Oh, to have been a fly on the wall at the heated meeting between townsfolk and hippies back in 1977. The controversial gathering had been called to dismiss the Bellingen Community Centre management committee and pave a way to demolishing the building.
As it turns out, the Memorial Hall hasn't always been the centre of cultural activities in town. In the documentary The Promised Land, screened at the hall last month, we learnt how the old school house located where Council Chambers now stand, was a hub for community meals, concerts, dances and a Youth Support Scheme, where unemployed youth were taught "pottery, photography, motor mechanics and other skills. The library and health centre were there, too." (Adele Horin, The National Times.) The Community Centre was borne from a desire among the new, alternative settlers of the Bellingen valleys, to provide the types of services found wanting in the mainstream.

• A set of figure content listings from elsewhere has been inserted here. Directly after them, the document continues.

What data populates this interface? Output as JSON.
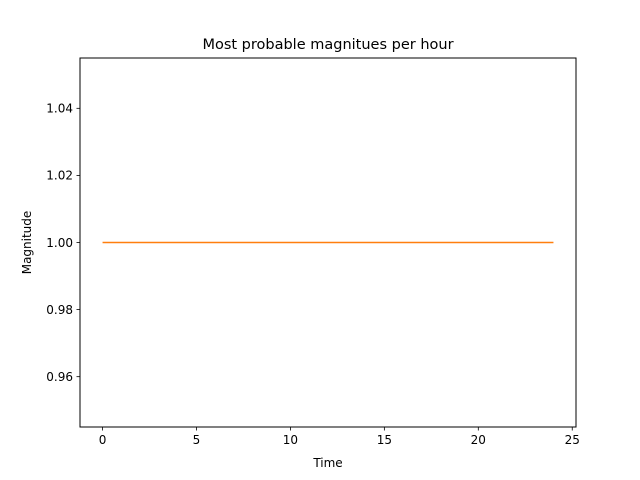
{
  "chart_data": {
    "type": "line",
    "title": "Most probable magnitues per hour",
    "xlabel": "Time",
    "ylabel": "Magnitude",
    "xlim": [
      -1.2,
      25.2
    ],
    "ylim": [
      0.945,
      1.055
    ],
    "xticks": [
      0,
      5,
      10,
      15,
      20,
      25
    ],
    "xtick_labels": [
      "0",
      "5",
      "10",
      "15",
      "20",
      "25"
    ],
    "yticks": [
      0.96,
      0.98,
      1.0,
      1.02,
      1.04
    ],
    "ytick_labels": [
      "0.96",
      "0.98",
      "1.00",
      "1.02",
      "1.04"
    ],
    "grid": false,
    "series": [
      {
        "color": "#ff7f0e",
        "x": [
          0,
          24
        ],
        "y": [
          1.0,
          1.0
        ]
      }
    ]
  }
}
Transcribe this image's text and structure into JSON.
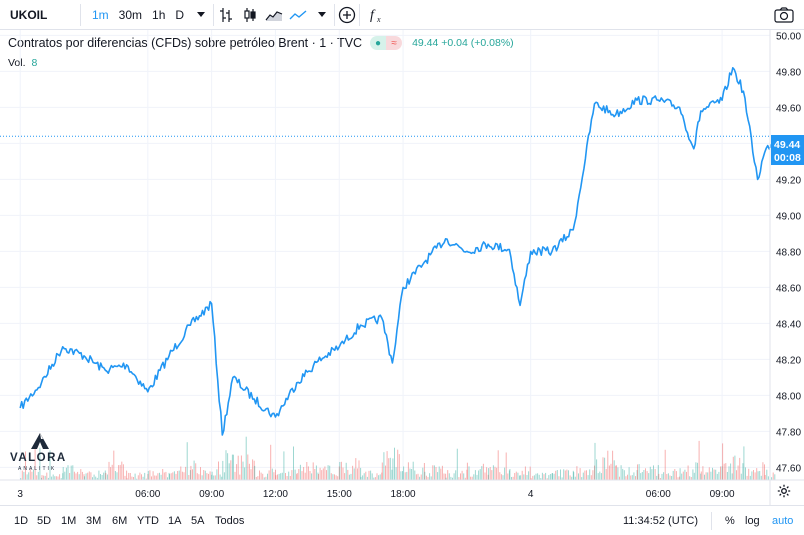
{
  "toolbar": {
    "symbol": "UKOIL",
    "intervals": [
      "1m",
      "30m",
      "1h",
      "D"
    ],
    "active_interval": "1m"
  },
  "legend": {
    "title": "Contratos por diferencias (CFDs) sobre petróleo Brent · 1 · TVC",
    "last_value": "49.44 +0.04 (+0.08%)",
    "volume_label": "Vol.",
    "volume_value": "8"
  },
  "logo": {
    "name": "VALORA",
    "sub": "ANALITIK"
  },
  "price_badge": {
    "price": "49.44",
    "countdown": "00:08"
  },
  "bottombar": {
    "ranges": [
      "1D",
      "5D",
      "1M",
      "3M",
      "6M",
      "YTD",
      "1A",
      "5A",
      "Todos"
    ],
    "clock": "11:34:52 (UTC)",
    "percent": "%",
    "log": "log",
    "auto": "auto"
  },
  "colors": {
    "line": "#2196f3",
    "up": "#26a69a",
    "down": "#ef5350",
    "grid": "#f0f3fa"
  },
  "chart_data": {
    "type": "line",
    "x_ticks": [
      "3",
      "06:00",
      "09:00",
      "12:00",
      "15:00",
      "18:00",
      "4",
      "06:00",
      "09:00"
    ],
    "y_ticks": [
      "47.60",
      "47.80",
      "48.00",
      "48.20",
      "48.40",
      "48.60",
      "48.80",
      "49.00",
      "49.20",
      "49.40",
      "49.60",
      "49.80",
      "50.00"
    ],
    "ylim": [
      47.53,
      50.03
    ],
    "grid": true,
    "x": [
      "3 00:00",
      "3 01:00",
      "3 02:00",
      "3 03:00",
      "3 04:00",
      "3 05:00",
      "3 06:00",
      "3 07:00",
      "3 08:00",
      "3 09:00",
      "3 09:30",
      "3 10:00",
      "3 11:00",
      "3 12:00",
      "3 13:00",
      "3 14:00",
      "3 15:00",
      "3 16:00",
      "3 17:00",
      "3 17:30",
      "3 18:00",
      "3 19:00",
      "3 20:00",
      "3 21:00",
      "3 22:00",
      "3 23:00",
      "3 23:30",
      "4 00:00",
      "4 01:00",
      "4 02:00",
      "4 03:00",
      "4 04:00",
      "4 05:00",
      "4 06:00",
      "4 07:00",
      "4 07:40",
      "4 08:00",
      "4 09:00",
      "4 09:30",
      "4 10:00",
      "4 10:40",
      "4 11:00",
      "4 11:30"
    ],
    "series": [
      {
        "values": [
          47.93,
          48.07,
          48.27,
          48.22,
          48.14,
          48.17,
          48.02,
          48.22,
          48.39,
          48.51,
          47.78,
          48.1,
          47.98,
          47.88,
          48.07,
          48.19,
          48.27,
          48.39,
          48.43,
          48.18,
          48.6,
          48.74,
          48.87,
          48.8,
          48.84,
          48.81,
          48.5,
          48.8,
          48.8,
          48.92,
          49.62,
          49.56,
          49.64,
          49.64,
          49.6,
          49.37,
          49.58,
          49.64,
          49.82,
          49.69,
          49.2,
          49.35,
          49.44
        ]
      }
    ],
    "volumes": [
      3,
      2,
      4,
      3,
      5,
      2,
      3,
      4,
      6,
      5,
      8,
      7,
      4,
      3,
      5,
      4,
      6,
      3,
      8,
      9,
      5,
      4,
      3,
      5,
      4,
      3,
      4,
      2,
      3,
      4,
      8,
      4,
      5,
      3,
      4,
      6,
      4,
      5,
      7,
      4,
      5,
      3,
      8
    ]
  }
}
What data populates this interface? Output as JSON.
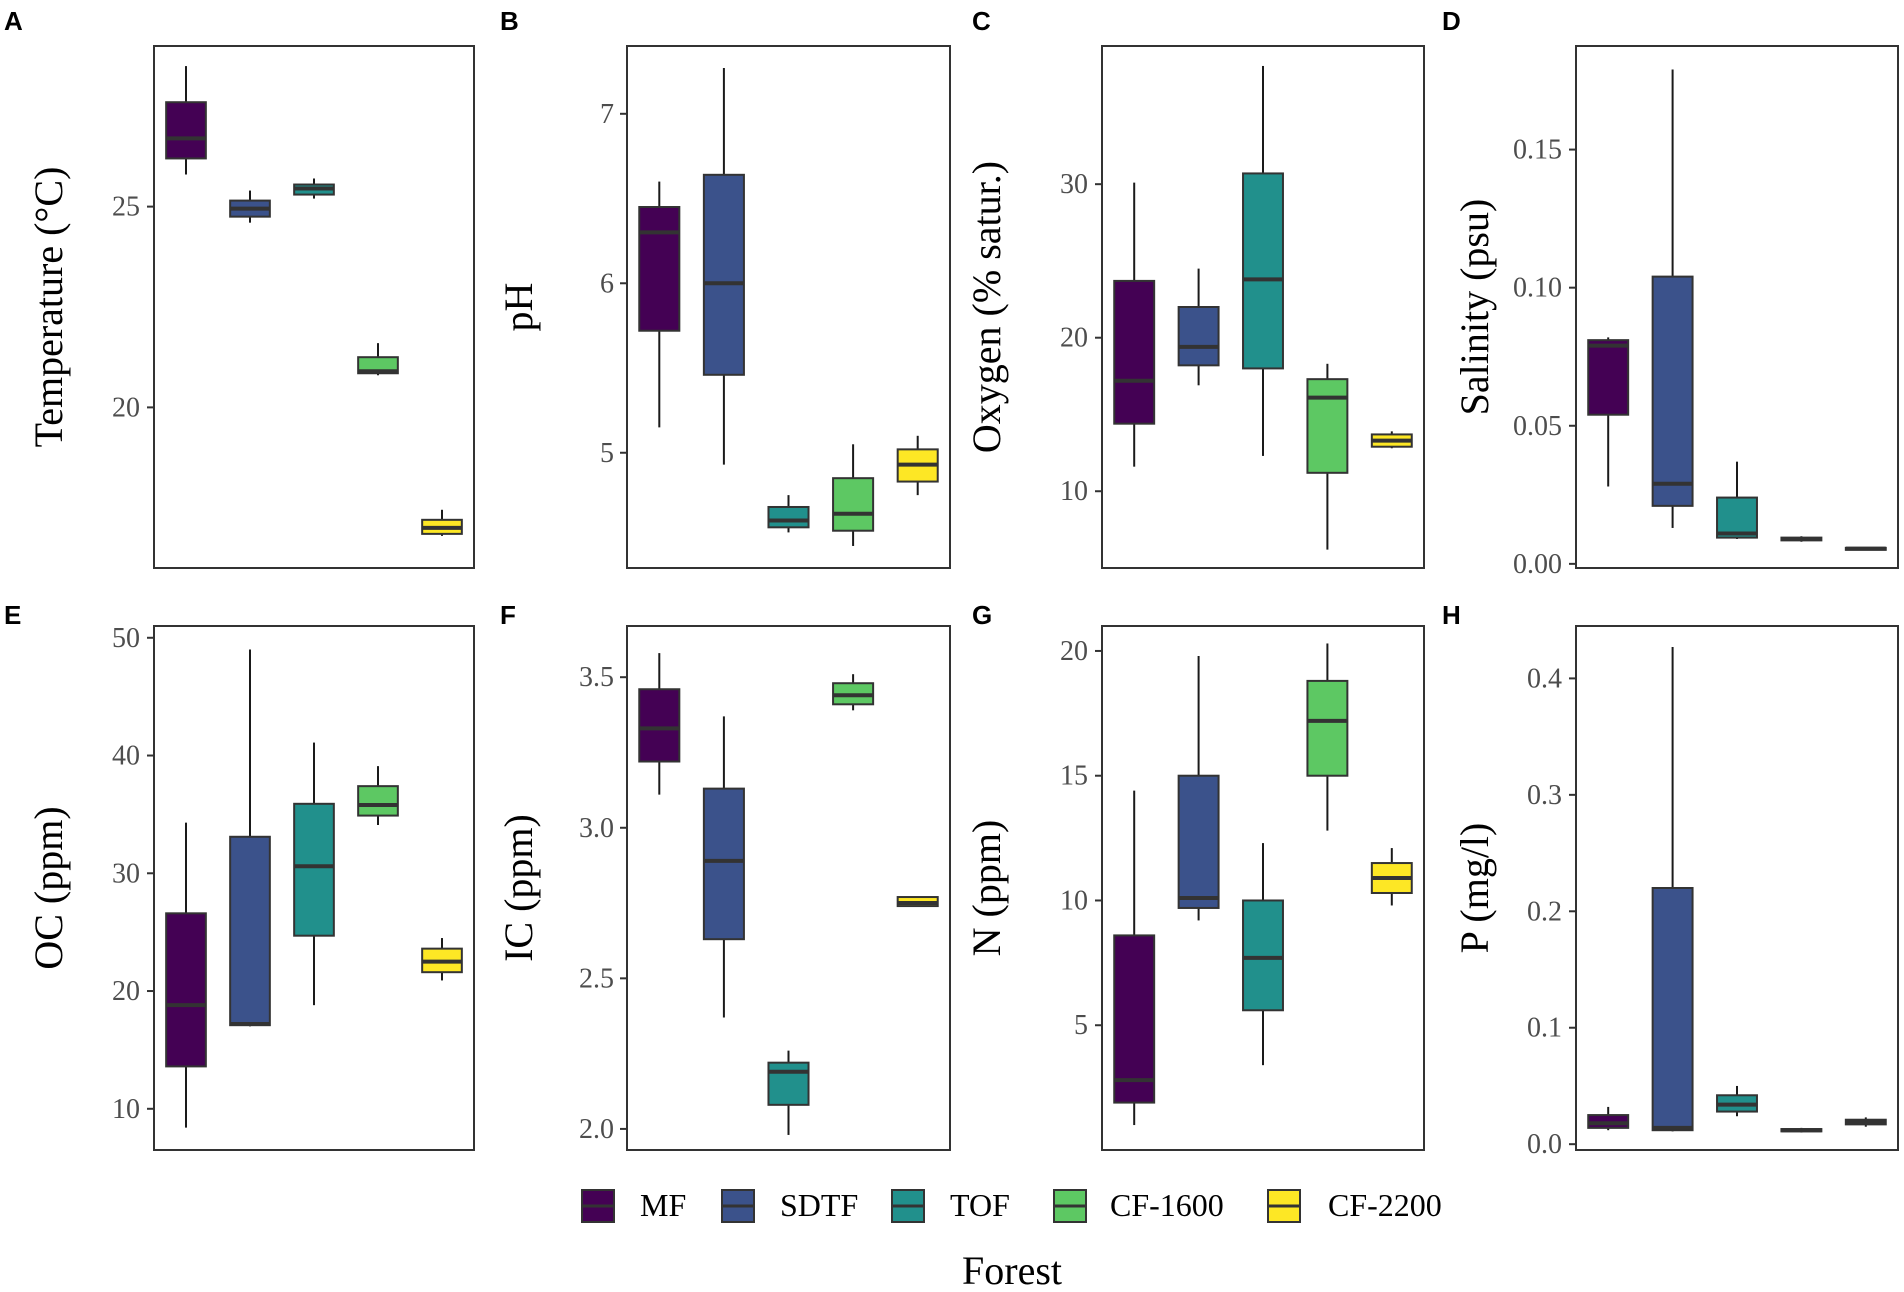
{
  "figure": {
    "x_title": "Forest",
    "legend_title": "",
    "legend_position": "bottom"
  },
  "legend": [
    {
      "name": "MF",
      "color": "#440154"
    },
    {
      "name": "SDTF",
      "color": "#3B528B"
    },
    {
      "name": "TOF",
      "color": "#21908C"
    },
    {
      "name": "CF-1600",
      "color": "#5DC863"
    },
    {
      "name": "CF-2200",
      "color": "#FDE725"
    }
  ],
  "chart_data": [
    {
      "type": "box",
      "letter": "A",
      "ylabel": "Temperature (°C)",
      "ylim": [
        16.0,
        29.0
      ],
      "ticks": [
        20,
        25
      ],
      "tick_labels": [
        "20",
        "25"
      ],
      "categories": [
        "MF",
        "SDTF",
        "TOF",
        "CF-1600",
        "CF-2200"
      ],
      "boxes": [
        {
          "category": "MF",
          "min": 25.8,
          "q1": 26.2,
          "median": 26.7,
          "q3": 27.6,
          "max": 28.5
        },
        {
          "category": "SDTF",
          "min": 24.6,
          "q1": 24.75,
          "median": 24.95,
          "q3": 25.15,
          "max": 25.4
        },
        {
          "category": "TOF",
          "min": 25.2,
          "q1": 25.3,
          "median": 25.45,
          "q3": 25.55,
          "max": 25.7
        },
        {
          "category": "CF-1600",
          "min": 20.8,
          "q1": 20.85,
          "median": 20.9,
          "q3": 21.25,
          "max": 21.6
        },
        {
          "category": "CF-2200",
          "min": 16.8,
          "q1": 16.85,
          "median": 17.0,
          "q3": 17.2,
          "max": 17.45
        }
      ]
    },
    {
      "type": "box",
      "letter": "B",
      "ylabel": "pH",
      "ylim": [
        4.32,
        7.4
      ],
      "ticks": [
        5,
        6,
        7
      ],
      "tick_labels": [
        "5",
        "6",
        "7"
      ],
      "categories": [
        "MF",
        "SDTF",
        "TOF",
        "CF-1600",
        "CF-2200"
      ],
      "boxes": [
        {
          "category": "MF",
          "min": 5.15,
          "q1": 5.72,
          "median": 6.3,
          "q3": 6.45,
          "max": 6.6
        },
        {
          "category": "SDTF",
          "min": 4.93,
          "q1": 5.46,
          "median": 6.0,
          "q3": 6.64,
          "max": 7.27
        },
        {
          "category": "TOF",
          "min": 4.53,
          "q1": 4.56,
          "median": 4.6,
          "q3": 4.68,
          "max": 4.75
        },
        {
          "category": "CF-1600",
          "min": 4.45,
          "q1": 4.54,
          "median": 4.64,
          "q3": 4.85,
          "max": 5.05
        },
        {
          "category": "CF-2200",
          "min": 4.75,
          "q1": 4.83,
          "median": 4.93,
          "q3": 5.02,
          "max": 5.1
        }
      ]
    },
    {
      "type": "box",
      "letter": "C",
      "ylabel": "Oxygen (% satur.)",
      "ylim": [
        5.0,
        39.0
      ],
      "ticks": [
        10,
        20,
        30
      ],
      "tick_labels": [
        "10",
        "20",
        "30"
      ],
      "categories": [
        "MF",
        "SDTF",
        "TOF",
        "CF-1600",
        "CF-2200"
      ],
      "boxes": [
        {
          "category": "MF",
          "min": 11.6,
          "q1": 14.4,
          "median": 17.2,
          "q3": 23.7,
          "max": 30.1
        },
        {
          "category": "SDTF",
          "min": 16.9,
          "q1": 18.2,
          "median": 19.4,
          "q3": 22.0,
          "max": 24.5
        },
        {
          "category": "TOF",
          "min": 12.3,
          "q1": 18.0,
          "median": 23.8,
          "q3": 30.7,
          "max": 37.7
        },
        {
          "category": "CF-1600",
          "min": 6.2,
          "q1": 11.2,
          "median": 16.1,
          "q3": 17.3,
          "max": 18.3
        },
        {
          "category": "CF-2200",
          "min": 12.8,
          "q1": 12.9,
          "median": 13.3,
          "q3": 13.7,
          "max": 13.9
        }
      ]
    },
    {
      "type": "box",
      "letter": "D",
      "ylabel": "Salinity (psu)",
      "ylim": [
        -0.0015,
        0.1875
      ],
      "ticks": [
        0.0,
        0.05,
        0.1,
        0.15
      ],
      "tick_labels": [
        "0.00",
        "0.05",
        "0.10",
        "0.15"
      ],
      "categories": [
        "MF",
        "SDTF",
        "TOF",
        "CF-1600",
        "CF-2200"
      ],
      "boxes": [
        {
          "category": "MF",
          "min": 0.028,
          "q1": 0.054,
          "median": 0.079,
          "q3": 0.081,
          "max": 0.082
        },
        {
          "category": "SDTF",
          "min": 0.013,
          "q1": 0.021,
          "median": 0.029,
          "q3": 0.104,
          "max": 0.179
        },
        {
          "category": "TOF",
          "min": 0.009,
          "q1": 0.0095,
          "median": 0.011,
          "q3": 0.024,
          "max": 0.037
        },
        {
          "category": "CF-1600",
          "min": 0.008,
          "q1": 0.0085,
          "median": 0.009,
          "q3": 0.0095,
          "max": 0.01
        },
        {
          "category": "CF-2200",
          "min": 0.005,
          "q1": 0.0052,
          "median": 0.0055,
          "q3": 0.0058,
          "max": 0.006
        }
      ]
    },
    {
      "type": "box",
      "letter": "E",
      "ylabel": "OC (ppm)",
      "ylim": [
        6.5,
        51.0
      ],
      "ticks": [
        10,
        20,
        30,
        40,
        50
      ],
      "tick_labels": [
        "10",
        "20",
        "30",
        "40",
        "50"
      ],
      "categories": [
        "MF",
        "SDTF",
        "TOF",
        "CF-1600",
        "CF-2200"
      ],
      "boxes": [
        {
          "category": "MF",
          "min": 8.4,
          "q1": 13.6,
          "median": 18.8,
          "q3": 26.6,
          "max": 34.3
        },
        {
          "category": "SDTF",
          "min": 17.0,
          "q1": 17.1,
          "median": 17.2,
          "q3": 33.1,
          "max": 49.0
        },
        {
          "category": "TOF",
          "min": 18.8,
          "q1": 24.7,
          "median": 30.6,
          "q3": 35.9,
          "max": 41.1
        },
        {
          "category": "CF-1600",
          "min": 34.1,
          "q1": 34.9,
          "median": 35.8,
          "q3": 37.4,
          "max": 39.1
        },
        {
          "category": "CF-2200",
          "min": 20.9,
          "q1": 21.6,
          "median": 22.5,
          "q3": 23.6,
          "max": 24.5
        }
      ]
    },
    {
      "type": "box",
      "letter": "F",
      "ylabel": "IC (ppm)",
      "ylim": [
        1.93,
        3.67
      ],
      "ticks": [
        2.0,
        2.5,
        3.0,
        3.5
      ],
      "tick_labels": [
        "2.0",
        "2.5",
        "3.0",
        "3.5"
      ],
      "categories": [
        "MF",
        "SDTF",
        "TOF",
        "CF-1600",
        "CF-2200"
      ],
      "boxes": [
        {
          "category": "MF",
          "min": 3.11,
          "q1": 3.22,
          "median": 3.33,
          "q3": 3.46,
          "max": 3.58
        },
        {
          "category": "SDTF",
          "min": 2.37,
          "q1": 2.63,
          "median": 2.89,
          "q3": 3.13,
          "max": 3.37
        },
        {
          "category": "TOF",
          "min": 1.98,
          "q1": 2.08,
          "median": 2.19,
          "q3": 2.22,
          "max": 2.26
        },
        {
          "category": "CF-1600",
          "min": 3.39,
          "q1": 3.41,
          "median": 3.44,
          "q3": 3.48,
          "max": 3.51
        },
        {
          "category": "CF-2200",
          "min": 2.74,
          "q1": 2.74,
          "median": 2.75,
          "q3": 2.77,
          "max": 2.77
        }
      ]
    },
    {
      "type": "box",
      "letter": "G",
      "ylabel": "N (ppm)",
      "ylim": [
        0.0,
        21.0
      ],
      "ticks": [
        5,
        10,
        15,
        20
      ],
      "tick_labels": [
        "5",
        "10",
        "15",
        "20"
      ],
      "categories": [
        "MF",
        "SDTF",
        "TOF",
        "CF-1600",
        "CF-2200"
      ],
      "boxes": [
        {
          "category": "MF",
          "min": 1.0,
          "q1": 1.9,
          "median": 2.8,
          "q3": 8.6,
          "max": 14.4
        },
        {
          "category": "SDTF",
          "min": 9.2,
          "q1": 9.7,
          "median": 10.1,
          "q3": 15.0,
          "max": 19.8
        },
        {
          "category": "TOF",
          "min": 3.4,
          "q1": 5.6,
          "median": 7.7,
          "q3": 10.0,
          "max": 12.3
        },
        {
          "category": "CF-1600",
          "min": 12.8,
          "q1": 15.0,
          "median": 17.2,
          "q3": 18.8,
          "max": 20.3
        },
        {
          "category": "CF-2200",
          "min": 9.8,
          "q1": 10.3,
          "median": 10.9,
          "q3": 11.5,
          "max": 12.1
        }
      ]
    },
    {
      "type": "box",
      "letter": "H",
      "ylabel": "P (mg/l)",
      "ylim": [
        -0.005,
        0.445
      ],
      "ticks": [
        0.0,
        0.1,
        0.2,
        0.3,
        0.4
      ],
      "tick_labels": [
        "0.0",
        "0.1",
        "0.2",
        "0.3",
        "0.4"
      ],
      "categories": [
        "MF",
        "SDTF",
        "TOF",
        "CF-1600",
        "CF-2200"
      ],
      "boxes": [
        {
          "category": "MF",
          "min": 0.012,
          "q1": 0.014,
          "median": 0.018,
          "q3": 0.025,
          "max": 0.032
        },
        {
          "category": "SDTF",
          "min": 0.011,
          "q1": 0.012,
          "median": 0.014,
          "q3": 0.22,
          "max": 0.427
        },
        {
          "category": "TOF",
          "min": 0.024,
          "q1": 0.028,
          "median": 0.034,
          "q3": 0.042,
          "max": 0.05
        },
        {
          "category": "CF-1600",
          "min": 0.01,
          "q1": 0.011,
          "median": 0.012,
          "q3": 0.013,
          "max": 0.014
        },
        {
          "category": "CF-2200",
          "min": 0.015,
          "q1": 0.017,
          "median": 0.019,
          "q3": 0.021,
          "max": 0.023
        }
      ]
    }
  ]
}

What Memorial Hall did witness on that night 46 years ago however, was a congregation of rate payers determined to oust the 'alternates' – hippie farmers who typically built their homes in the valleys beyond the bitumen, ie. beyond the reaches of council approvals and thus the payment of rates. In leveraging their technical upper hand – only ratepayers could vote – the irate townsfolk controlled both the discussion and the outcome at a meeting that people were reported to have referred to afterwards "with a shudder of revulsion". (Adele Horin)
At least the very existence of the hall allowed people to gather in a forum for discussion. Despite the sorry outcome of that particular assembly, without such facilities, there might have been even less understanding of the two sides’ viewpoints. Of course, the Memorial Hall's principal purpose is to host arts and performance, activities with the canny ability to sidestep and dissipate differences, allowing folks with otherwise opposed views to find common ground in shared experiences.
So, I guess if these walls could talk, they might say, "Enter open-minded, leave open-hearted”.